WE ALL STAND IN THE street, my New York family and I, until Adam finally disappears from view, and then they close in around me. I don’t really understand what just happened, why they’re even here, but all I know in that moment is that they are here and it’s overwhelming in the best way. Gio stands back and waits for his family to finish passing me around for hugs, and then finally he’s holding me in his arms and I start to cry. He pulls me closer still, really tight, the kind of hug designed to make someone feel held and safe.

“I’ve got you,” he says, stroking my hair. “I’ve got you.”

I look up at him, and he gazes down at me, and then he lowers his face and kisses me slowly. I hear Sophia’s sigh, and Maria is crying, and Bobby and Robin usher everyone around us up to their apartment for a stiff drink.

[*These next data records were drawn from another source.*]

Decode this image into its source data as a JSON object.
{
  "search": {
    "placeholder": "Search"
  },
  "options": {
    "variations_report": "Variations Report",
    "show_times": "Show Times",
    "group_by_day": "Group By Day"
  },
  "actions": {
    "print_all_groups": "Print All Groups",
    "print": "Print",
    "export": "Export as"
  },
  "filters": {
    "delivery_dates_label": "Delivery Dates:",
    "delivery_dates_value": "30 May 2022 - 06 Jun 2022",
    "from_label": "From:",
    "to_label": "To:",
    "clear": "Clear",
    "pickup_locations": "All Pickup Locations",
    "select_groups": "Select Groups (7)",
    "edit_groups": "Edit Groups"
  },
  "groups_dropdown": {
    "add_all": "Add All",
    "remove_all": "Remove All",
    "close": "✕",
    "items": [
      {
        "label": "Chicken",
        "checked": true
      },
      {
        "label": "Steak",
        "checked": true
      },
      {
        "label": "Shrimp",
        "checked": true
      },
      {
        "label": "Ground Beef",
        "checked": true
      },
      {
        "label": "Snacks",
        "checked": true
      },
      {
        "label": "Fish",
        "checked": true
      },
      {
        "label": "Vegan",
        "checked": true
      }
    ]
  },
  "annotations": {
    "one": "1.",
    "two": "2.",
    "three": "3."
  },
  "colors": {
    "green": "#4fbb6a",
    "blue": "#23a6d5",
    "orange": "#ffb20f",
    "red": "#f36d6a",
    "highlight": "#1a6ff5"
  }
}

We stay exactly where we are until there is just us and Smirnoff left on the sidewalk. Gio smooths my hair back with both hands and looks at me, serious-eyed.

“You okay?” he whispers, holding my face.

“I am now,” I say, and I mean it. “You?”

“Not even close,” he says, stepping back. “This whole thing, Iris, it’s…”

He reaches into his coat and pulls something from his inside pocket. I look down and see the familiar mint-green torn napkin from my mother’s scrapbook. Santo’s writing. Their beloved family recipe.

“Papa told us everything,” he says. “And Felipe filled in the gaps.”

I stare at the napkin. “I’ve wanted to tell you every single day,” I say.